{[["☆","★"]]}
BATAM I KEJORANEWS.COM : Ketua Presidium Kelompok Diskusi Anti 86 (Kodat86)  Tain Komari ( Cak Tain) menilai kinerja PT. Pelayanan Listrik Nasional ( PLN) Batam sangat tidak profesional. Hal ini bisa dilihat dari banyaknya protes kenaikan pembayaran tarif listrik yang dilakukan hampir semua pelanggannya.

" PLN menunjukkan kinerja yang sangat tidak profesional, amburadul, bahkan berpotensi melanggar hukum." kata Cak Ta'in 

Menurut Cak Ta'in, perusahaan yang dikatakan swasta itu ada indikasi ngawur dalam menetapkan angka yang harus dibayar konsumen. Apalagi ada pengakuan pihak PLN Batam kalau penetapan pembayaran itu ditebak saja disesuaikan dengan bulan sebelumnya.

"Ini seharusnya tidak boleh terjadi, tidak boleh ada angka dikira-kira seenaknya. Sebab faktanya di lapangan masyarakat harus membayar dengan kenaikan yang sangat fantastis. Ada yang sampai 350 bahkan 400 persen, " jelas Tain kepada media ini, Sabtu (6/6/2020).

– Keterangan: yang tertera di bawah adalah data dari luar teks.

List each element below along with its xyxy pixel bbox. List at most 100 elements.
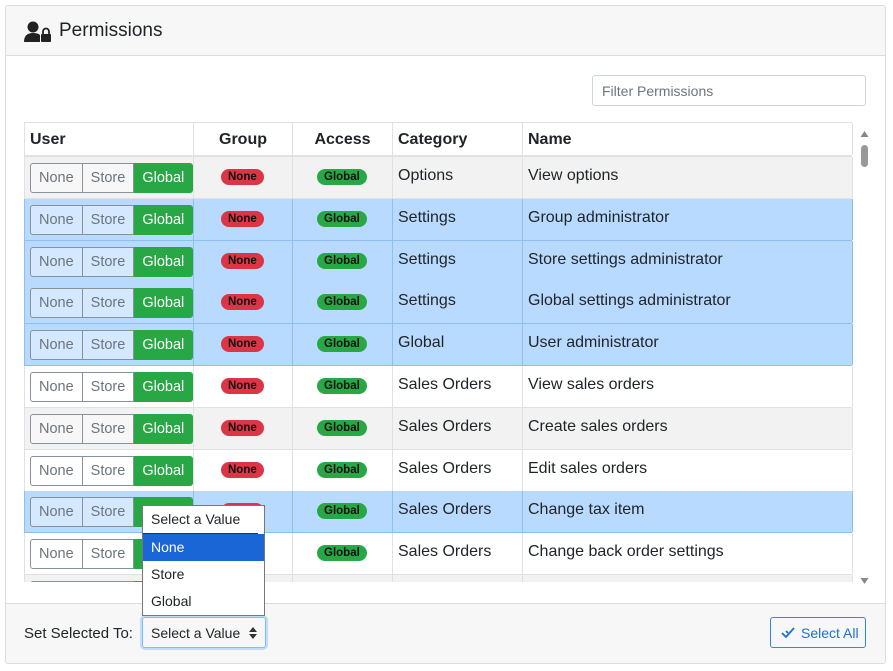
user-option-button[interactable]: Global — [134, 455, 194, 486]
table-cell — [194, 575, 293, 582]
user-lock-icon — [24, 21, 51, 42]
access-badge: Global — [317, 378, 367, 394]
table-cell: Sales Orders — [393, 491, 523, 533]
table-row[interactable]: None Store Global None Global Sales Orders Edi… — [24, 449, 853, 492]
group-badge: None — [221, 210, 264, 227]
table-cell: None — [194, 407, 293, 449]
table-cell: None — [194, 366, 293, 407]
table-cell: Global — [293, 157, 393, 198]
table-cell: None — [194, 449, 293, 491]
user-option-button[interactable]: Global — [134, 288, 194, 319]
table-cell: Global — [293, 491, 393, 533]
dropdown-option[interactable]: Select a Value — [143, 506, 258, 534]
user-option-button[interactable]: Store — [82, 413, 135, 444]
column-header: Group — [194, 123, 293, 155]
column-header: Category — [393, 123, 523, 155]
user-option-button[interactable]: None — [30, 163, 83, 193]
user-option-button[interactable]: None — [30, 539, 83, 570]
table-row[interactable]: None Store Global None Global Global User admi… — [24, 324, 853, 367]
table-row[interactable]: None Store Global None Global Sales Orders Vie… — [24, 366, 853, 408]
user-option-button[interactable]: None — [30, 204, 83, 235]
table-cell: Options — [393, 157, 523, 198]
table-cell: None — [194, 157, 293, 198]
user-option-button[interactable]: Global — [134, 246, 194, 277]
user-option-button[interactable]: Global — [134, 372, 194, 402]
table-row[interactable]: None Store Global None Global Options View opt… — [24, 157, 853, 199]
user-option-button[interactable]: Global — [134, 413, 194, 444]
user-option-button[interactable]: None — [30, 497, 83, 528]
table-cell: None — [194, 198, 293, 240]
user-option-button[interactable]: None — [30, 372, 83, 402]
permission-name: Change tax item — [528, 501, 645, 519]
category: Settings — [398, 292, 456, 310]
user-option-button[interactable]: Store — [82, 539, 135, 570]
user-option-button[interactable]: Store — [82, 246, 135, 277]
user-option-button[interactable]: Store — [82, 288, 135, 319]
access-badge: Global — [317, 252, 367, 269]
permission-name: View options — [528, 167, 619, 184]
user-option-button[interactable]: Store — [82, 497, 135, 528]
permission-name: Group administrator — [528, 208, 670, 226]
user-option-button[interactable]: None — [30, 455, 83, 486]
table-cell: Global — [293, 407, 393, 449]
filter-input[interactable]: Filter Permissions — [592, 75, 866, 106]
table-cell: Settings — [393, 240, 523, 282]
user-option-button[interactable]: Store — [82, 204, 135, 235]
table-cell: Edit sales orders — [523, 449, 853, 491]
table-cell: Sales Orders — [393, 407, 523, 449]
user-option-button[interactable]: Store — [82, 330, 135, 361]
permission-name: Change back order settings — [528, 543, 724, 561]
group-badge: None — [221, 378, 264, 394]
access-badge: Global — [317, 294, 367, 311]
table-cell — [293, 575, 393, 582]
table-cell: User administrator — [523, 324, 853, 366]
table-row[interactable]: None Store Global None Global Settings Group a… — [24, 198, 853, 241]
table-cell: Global — [393, 324, 523, 366]
user-option-button[interactable]: None — [30, 581, 83, 582]
table-cell: Global settings administrator — [523, 282, 853, 324]
column-header: Access — [293, 123, 393, 155]
column-header: User — [25, 123, 194, 155]
user-option-button[interactable]: None — [30, 246, 83, 277]
dropdown-option[interactable]: Global — [151, 593, 192, 609]
user-option-button[interactable]: None — [30, 413, 83, 444]
table-cell: View sales orders — [523, 366, 853, 407]
group-badge: None — [221, 252, 264, 269]
user-option-button[interactable]: None — [30, 330, 83, 361]
button-text: Select All — [801, 625, 859, 641]
table-cell: Global — [293, 324, 393, 366]
user-option-button[interactable]: Store — [82, 372, 135, 402]
table-cell: Sales Orders — [393, 366, 523, 407]
group-badge: None — [221, 294, 264, 311]
select-all-button[interactable]: Select All — [770, 617, 866, 648]
dropdown-option[interactable]: None — [143, 534, 264, 561]
user-option-button[interactable]: Store — [82, 163, 135, 193]
scrollbar[interactable] — [857, 128, 872, 587]
table-row[interactable]: None Store Global None Global Settings Store s… — [24, 240, 853, 283]
table-row[interactable]: None Store Global None Global Settings Global … — [24, 282, 853, 325]
table-cell: Sales Orders — [393, 533, 523, 575]
select[interactable]: Select a Value — [142, 617, 266, 648]
category: Sales Orders — [398, 376, 492, 393]
dropdown-option[interactable]: Store — [151, 566, 185, 582]
dropdown: Select a Value None Store Global — [142, 505, 265, 616]
footer-label: Set Selected To: — [24, 625, 133, 642]
access-badge: Global — [317, 336, 367, 353]
access-badge: Global — [317, 210, 367, 227]
user-option-button[interactable]: Store — [82, 455, 135, 486]
user-option-button[interactable]: None — [30, 288, 83, 319]
group-badge: None — [221, 336, 264, 353]
user-option-button[interactable]: Store — [82, 581, 135, 582]
table-cell: Settings — [393, 198, 523, 240]
user-option-button[interactable]: Global — [134, 163, 194, 193]
user-option-button[interactable]: Global — [134, 330, 194, 361]
user-option-button[interactable]: Global — [134, 204, 194, 235]
table-row[interactable]: None Store Global None Global Sales Orders Cre… — [24, 407, 853, 450]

Cak Ta'in menduga ada indikasi kesengajaan menaikan pembayaran listrik itu kepada semua konsumen. Sebab di antara semua konsumen yang sekitar 300 ribuan paling tidak sampai 10 persen yang akan melakukan protes atau komplain ke kantor PLN.

" Saya curiga ini sudah dikalkulasi sebelumnya. Pelanggan yang cuma naik 100 hingga 300 ribu mungkin akan menganggap biasa karena faktor virus corona harus banyak stay at home. Tapi nyatanya banyak yang mengalami kenaikan pembayaran di atas Rp 500 ribu bahkan di atas sejuta." papar Cak Ta'in.

Pengecekan meteran di konsumen, tambah Cak Ta'in, itu merupakan kewajiban PLN sendiri, tidak alasan membebankan kepada konsumen. 

" Mestinya kalau tidak melakukan cek di lapangan, jangan dipungut pembayarannya. Bisnis sudah monopoli kok masih mau cari enaknya sendiri. Gak enaknya dikasih ke orang lain. Masyarakat saat ini menjerit karena tagihan yang membengkak, " tambah Cak Ta'in.

Untuk itu, Cak Ta'in menegaskan akan mendorong dan melakukan gugatan class action atas Dugaan PERBUATAN MELAWAN HUKUM.

 " Kita sedang siapkan materinya, data dan alat bukti untuk diajukan ke pengadilan. Tunggu secepatnya." Ujarnya.

Terkait hal tersebut, Kepala Bagian Hubungan Masyarakat ( Kahumas ) PT. PLN Batam, Samsul Bahri menyampaikan bahwa masalah pembayaran yang terjadi sudah ada penjelasan pejabat dari General Manajer ( GM) Unit pelayanan pelanggan lewat media. Dan terkait masalah gugatan yang akan dilakukan oleh masyarakat melalui class action diperbolehkan dan dilindungi Undang -Undang.

" Sory saya lagi Diklat dari tgl 2 juni sampai 12 juni, jadi saya blum terlalu mengikuti perkembangan, namun kalau boleh saya bertanya minta tanggapan saya sebagai apa...? Kalau terkait pembayaran bulanan saya pikir sdh ada penjelasan pejabat dari Unit pelayanan pelanggan yaitu GM lewat media. Dan tadi saya dapat info ada talkshow lewat media radio yg dilakukan pihak PLN. Kalau minta pendapat saya terkait class action secara hukum itu diperbolehkan dan dilindungi Undang -Undang." Ujar Samsul Bahri melalui pesan whatsap. Sabtu ( 6/6/2020).